Human chorionic gonadotropin (hCG) is a glycoprotein hormone normally produced first by the cells that make up the placenta, then by the placenta during pregnancy. Its primary function is to support pregnancy by promoting the production of progesterone. This supports and promotes further development of the placenta in early pregnancy. This hormone causes progesterone to rise rapidly in early pregnancy, but slowly decrease as the placenta grows large enough to produce enough progesterone to sustain the pregnancy on its own. The glycoprotein also serves to promote the development of the gonads in the fetus and the production of androgens by the testicles of a male fetus.
Levels of hCG can first be detected about 11 days after conception, in a blood test. One to three days later, it can be detected with a urine test. Some highly sensitive tests can detect the hormone as early as a week after ovulation. Regular home pregnancy tests cannot detect hCG in the blood until at least 12 to 14 days after ovulation.
A typical pregnancy should have hCG levels that double every 48 to 72 hours until the eighth and eleventh weeks, at which time they begin to stabilize and remain constant throughout the pregnancy. This occurs in about 11% of pregnancies. As these levels get high, they will begin to double every 85 hours.
Pregnant women, especially those who have had fertility problems, place a lot of importance on hCG levels. Because of the wide range of what can be normal, doctors advise women not to take them too seriously. Some women have low growth hormone levels and still have a normal, healthy baby.
Blood levels of the hormone are measured in international milliunits per millimeter (mIU/ml). Anything less than 5 mIU/ml is negative in a pregnancy test, while anything above 25 mIU/ml is positive. Ultrasounds have been shown to be much more accurate in diagnosing and predicting the viability of pregnancy than hCG levels. Hormone levels can be tested in two ways: qualitative tests determine whether it exists in the blood or urine, while quantitative tests measure how much is in the bloodstream.
The gestational sac usually completes its formation once hCG levels reach 1,200 mIU/mL. If the hormone reading is low or falling, it could signal a more recent pregnancy than previously thought, a mother who has had or is experiencing a miscarriage or spoiled egg, or an ectopic pregnancy. Levels higher than those considered normal for the age of pregnancy may mean that the pregnancy is later than estimated, that a molar pregnancy is present, or that a multiple pregnancy or ovarian cancer exists.

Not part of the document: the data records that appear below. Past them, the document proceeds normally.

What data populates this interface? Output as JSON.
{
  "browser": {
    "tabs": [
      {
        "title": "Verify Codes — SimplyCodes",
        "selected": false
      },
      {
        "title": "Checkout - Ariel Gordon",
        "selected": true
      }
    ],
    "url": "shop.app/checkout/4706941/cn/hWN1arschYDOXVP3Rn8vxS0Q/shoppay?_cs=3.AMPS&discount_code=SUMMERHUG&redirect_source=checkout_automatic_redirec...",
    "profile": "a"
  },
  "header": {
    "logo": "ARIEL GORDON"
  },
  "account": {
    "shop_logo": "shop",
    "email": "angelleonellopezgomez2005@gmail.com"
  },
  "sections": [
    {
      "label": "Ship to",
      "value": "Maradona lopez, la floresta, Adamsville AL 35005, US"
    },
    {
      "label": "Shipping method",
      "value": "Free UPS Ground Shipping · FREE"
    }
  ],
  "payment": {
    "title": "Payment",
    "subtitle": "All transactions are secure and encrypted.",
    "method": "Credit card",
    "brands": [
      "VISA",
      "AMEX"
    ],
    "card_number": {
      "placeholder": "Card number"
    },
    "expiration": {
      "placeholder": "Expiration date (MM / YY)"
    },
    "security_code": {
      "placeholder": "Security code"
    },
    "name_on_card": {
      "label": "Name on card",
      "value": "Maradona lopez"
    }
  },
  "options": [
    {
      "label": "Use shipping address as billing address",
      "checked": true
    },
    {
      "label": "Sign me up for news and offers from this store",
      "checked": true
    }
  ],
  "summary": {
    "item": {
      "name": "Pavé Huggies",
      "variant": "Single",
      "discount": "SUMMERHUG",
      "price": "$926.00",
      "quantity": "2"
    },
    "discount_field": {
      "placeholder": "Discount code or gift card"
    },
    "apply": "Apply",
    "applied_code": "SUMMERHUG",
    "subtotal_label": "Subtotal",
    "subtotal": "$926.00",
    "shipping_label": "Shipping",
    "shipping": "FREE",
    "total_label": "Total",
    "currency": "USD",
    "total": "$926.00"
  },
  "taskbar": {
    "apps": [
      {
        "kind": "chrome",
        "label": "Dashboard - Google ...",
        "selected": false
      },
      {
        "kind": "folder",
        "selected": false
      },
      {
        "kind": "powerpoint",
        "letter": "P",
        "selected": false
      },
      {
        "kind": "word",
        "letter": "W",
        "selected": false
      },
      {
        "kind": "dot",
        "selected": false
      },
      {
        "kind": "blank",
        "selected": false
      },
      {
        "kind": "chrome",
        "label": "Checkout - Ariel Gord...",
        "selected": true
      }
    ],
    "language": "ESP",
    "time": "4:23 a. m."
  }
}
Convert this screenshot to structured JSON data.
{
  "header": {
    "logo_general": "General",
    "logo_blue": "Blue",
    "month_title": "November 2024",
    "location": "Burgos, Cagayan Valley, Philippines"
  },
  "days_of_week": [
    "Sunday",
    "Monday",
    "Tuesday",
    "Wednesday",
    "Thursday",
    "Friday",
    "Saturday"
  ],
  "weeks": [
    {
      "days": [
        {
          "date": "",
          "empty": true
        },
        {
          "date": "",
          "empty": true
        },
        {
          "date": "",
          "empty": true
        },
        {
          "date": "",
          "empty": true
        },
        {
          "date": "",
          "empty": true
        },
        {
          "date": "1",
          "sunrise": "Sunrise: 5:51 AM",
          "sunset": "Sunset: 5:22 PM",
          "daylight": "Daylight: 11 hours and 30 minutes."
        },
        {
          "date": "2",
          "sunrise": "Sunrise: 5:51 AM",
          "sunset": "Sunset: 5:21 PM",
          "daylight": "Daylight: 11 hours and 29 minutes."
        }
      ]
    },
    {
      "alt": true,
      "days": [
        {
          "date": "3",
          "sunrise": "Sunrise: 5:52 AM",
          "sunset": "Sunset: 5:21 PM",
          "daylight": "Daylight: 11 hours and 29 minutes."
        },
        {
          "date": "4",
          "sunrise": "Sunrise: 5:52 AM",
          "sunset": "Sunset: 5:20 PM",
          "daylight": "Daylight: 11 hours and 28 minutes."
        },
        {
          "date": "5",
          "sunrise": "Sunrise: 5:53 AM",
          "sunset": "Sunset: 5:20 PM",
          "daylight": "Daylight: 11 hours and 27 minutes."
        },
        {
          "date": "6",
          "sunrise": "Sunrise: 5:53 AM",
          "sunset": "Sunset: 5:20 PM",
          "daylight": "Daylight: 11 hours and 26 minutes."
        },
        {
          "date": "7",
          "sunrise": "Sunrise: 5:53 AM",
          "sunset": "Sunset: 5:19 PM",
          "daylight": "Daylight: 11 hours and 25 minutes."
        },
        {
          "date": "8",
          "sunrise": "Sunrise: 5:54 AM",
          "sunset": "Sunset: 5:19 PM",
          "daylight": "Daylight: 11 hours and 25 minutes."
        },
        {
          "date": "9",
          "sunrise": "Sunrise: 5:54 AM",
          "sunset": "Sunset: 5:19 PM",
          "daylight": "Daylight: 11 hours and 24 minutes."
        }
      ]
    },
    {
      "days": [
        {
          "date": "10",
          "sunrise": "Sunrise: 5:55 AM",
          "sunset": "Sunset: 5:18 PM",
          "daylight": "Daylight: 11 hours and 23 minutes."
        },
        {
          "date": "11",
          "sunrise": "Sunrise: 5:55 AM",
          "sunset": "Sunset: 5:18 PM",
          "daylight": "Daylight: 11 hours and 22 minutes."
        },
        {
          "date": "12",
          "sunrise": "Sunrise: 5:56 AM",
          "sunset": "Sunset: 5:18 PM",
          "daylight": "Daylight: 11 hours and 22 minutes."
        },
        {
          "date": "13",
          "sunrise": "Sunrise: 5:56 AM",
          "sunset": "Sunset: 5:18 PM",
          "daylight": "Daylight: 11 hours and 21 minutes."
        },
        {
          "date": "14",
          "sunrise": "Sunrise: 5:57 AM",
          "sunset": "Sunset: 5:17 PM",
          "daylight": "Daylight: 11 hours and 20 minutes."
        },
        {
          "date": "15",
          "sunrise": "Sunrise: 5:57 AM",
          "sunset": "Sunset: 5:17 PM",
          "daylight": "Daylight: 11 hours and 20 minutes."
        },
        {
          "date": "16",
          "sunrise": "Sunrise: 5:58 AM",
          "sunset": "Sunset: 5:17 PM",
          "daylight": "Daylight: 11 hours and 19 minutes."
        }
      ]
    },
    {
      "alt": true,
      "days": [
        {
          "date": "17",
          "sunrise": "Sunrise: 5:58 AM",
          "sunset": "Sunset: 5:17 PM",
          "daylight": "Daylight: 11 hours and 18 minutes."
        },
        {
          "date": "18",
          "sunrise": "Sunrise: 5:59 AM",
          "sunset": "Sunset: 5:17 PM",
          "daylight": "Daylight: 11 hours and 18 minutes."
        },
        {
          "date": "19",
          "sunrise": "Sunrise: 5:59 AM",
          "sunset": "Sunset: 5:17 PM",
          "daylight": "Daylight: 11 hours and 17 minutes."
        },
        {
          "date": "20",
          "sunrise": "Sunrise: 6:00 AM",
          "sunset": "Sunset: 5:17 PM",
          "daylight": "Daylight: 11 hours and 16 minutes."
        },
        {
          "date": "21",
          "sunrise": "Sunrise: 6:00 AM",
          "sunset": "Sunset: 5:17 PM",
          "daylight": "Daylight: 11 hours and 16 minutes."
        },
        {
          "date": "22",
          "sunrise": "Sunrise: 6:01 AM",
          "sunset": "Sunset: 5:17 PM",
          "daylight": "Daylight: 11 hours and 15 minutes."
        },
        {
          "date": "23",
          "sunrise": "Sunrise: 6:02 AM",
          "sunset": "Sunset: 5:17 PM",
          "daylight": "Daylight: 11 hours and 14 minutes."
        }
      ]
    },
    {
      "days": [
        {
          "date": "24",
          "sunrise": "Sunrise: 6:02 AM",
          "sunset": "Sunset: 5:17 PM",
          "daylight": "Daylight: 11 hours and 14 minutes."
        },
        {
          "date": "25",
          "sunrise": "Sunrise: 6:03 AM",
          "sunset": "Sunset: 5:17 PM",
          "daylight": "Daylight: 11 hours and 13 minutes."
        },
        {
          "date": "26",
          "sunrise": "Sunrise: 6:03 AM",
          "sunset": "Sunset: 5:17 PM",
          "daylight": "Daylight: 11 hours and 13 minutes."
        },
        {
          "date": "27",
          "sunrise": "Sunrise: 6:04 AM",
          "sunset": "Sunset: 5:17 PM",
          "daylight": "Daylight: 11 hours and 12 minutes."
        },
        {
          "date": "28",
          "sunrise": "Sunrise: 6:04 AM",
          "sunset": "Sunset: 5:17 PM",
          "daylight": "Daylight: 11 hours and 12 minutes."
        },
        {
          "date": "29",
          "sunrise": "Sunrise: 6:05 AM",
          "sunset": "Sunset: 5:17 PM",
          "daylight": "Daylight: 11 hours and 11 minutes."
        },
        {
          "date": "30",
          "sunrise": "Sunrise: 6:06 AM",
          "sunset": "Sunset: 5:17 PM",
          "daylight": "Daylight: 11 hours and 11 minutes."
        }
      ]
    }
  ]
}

After a miscarriage, hCG levels fall back to the prepregnancy range, which is below 5.0 mIU/mL, about four to six weeks later. In some fertility treatment regimens, women may receive injections of the hormone to encourage ovulation or to extend the luteal phase of the cycle. When the hormone is administered during pregnancy, its purpose is to stimulate progesterone to further support the pregnancy. The effectiveness of this practice, however, is currently controversial.